Author : Patricia Stewart, Staff Writer

“Sir, it’s either artificial, or a new form of celestial object,” reported the Essex’s science officer.

“Explain,” probed the captain.

“It has about one quarter of Earth’s mass, squeezed into one-sixteenth of its volume. Its average density is 23.5 grams per cubic centimeter. That’s higher than the densest natural element in the universe, osmium.”

“Interesting. Can we send down a landing party?”

“Affirmative, but it won’t be a cake walk. The surface gravity is one and a half times Earth’s.”

“We’ll keep it brief. Have geology send a team to shuttle bay number two. Put us in low orbit, Mr. Donner.”

However, as the ship neared the planetoid, a large iris in the base of a crater opened up, revealing a subterranean cavern. “Tractor beams locking onto us, sir,” reported the helmsman. “We’re being pulled in.”

“Full astern,” ordered the captain. But it was to no avail. The ship was dragged beneath the surface, and the iris closed.

“We’re being scanned, sir. They’ve accessed our main computer.”

“Lock down tactical. Secure all primary command functions.”

“This is odd, sir,” reported the science officer. “They are only accessing our personnel files. Should I attempt to terminate their link?”

“No, that seems harmless enough. Maybe they are just trying to find out who we are. But see if you can gain access to their computer. Let’s see if we can learn something about them too. Security, assemble an away team.”

“Eye, sir. But we’ll need full environmental suits. The atmosphere outside the ship is 25% hydrogen-cyanide, 10% methane, and 65% nitrogen.”

“Understood. Lead the team, Commander. No visible weapons. Let’s try to look friendly.”

Two hours later, the bridge crew watched the main viewscreen as the away team lumbered across the alien deck, clearly suffering from the burden of the environmental suits and the excessive gravity. As the men approached the far wall of the subterranean bay, a door opened. Seconds after they bravely walked through, the door closed, severing the comm link with the away team.

Days passed without progress.
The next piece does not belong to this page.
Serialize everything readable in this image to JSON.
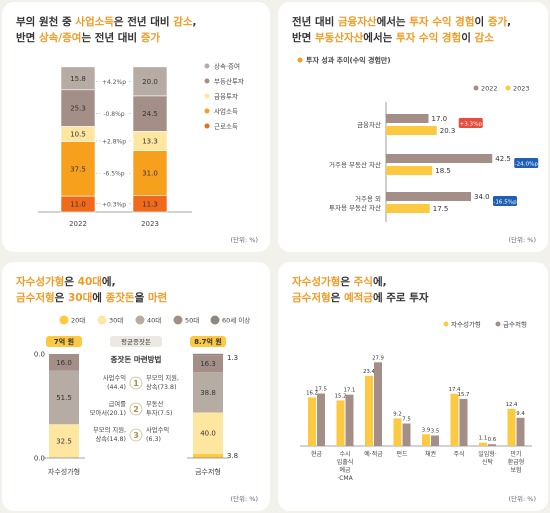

All efforts to communicate with the missing men had failed, as did their feeble attempts to break free of their captives. Their one ray of hope was the link to the alien computer. Apparently, the aliens didn’t consider the earthmen a threat, as they allowed them unfettered read access to their computer. However, making sense of the alien technology was nearly impossible. A team of linguistic and programming experts worked tirelessly trying to decipher the alien language. To make matters worse, the high gravitational field produced an unrelenting drag on the crew’s physiology, as well as their spirits.

“Sir,” reported the acting security chief at the beginning of day seven, “roll call revealed that another six crewmembers are unaccounted for. We still can’t figure out how the aliens are doing it. I’ve required all off duty personnel to hunker down in the assembly area, and posted a 24 hour guard.”

“Good thinking, Lieutenant,” replied the captain. “Mr. Carib, any progress with the alien computer?”

“A little, sir. We’ve stumbled onto the copy they made of our personnel files. They’ve compiled a table listing all 354 crew members. We appear to be categorized by gender and race. Linguistics thinks that they can decipher the table headings soon.”

“Excellent. Keep me posted.”

Several hours later, Carib‘s face turned ashen-gray after reading the translation. Spotting his ensign’s reaction, the captain asked, “Let’s have it, Ensign.”

“My God, sir,” replied Carib’s trembling voice. “The alien table, sir. It’s a dessert menu.”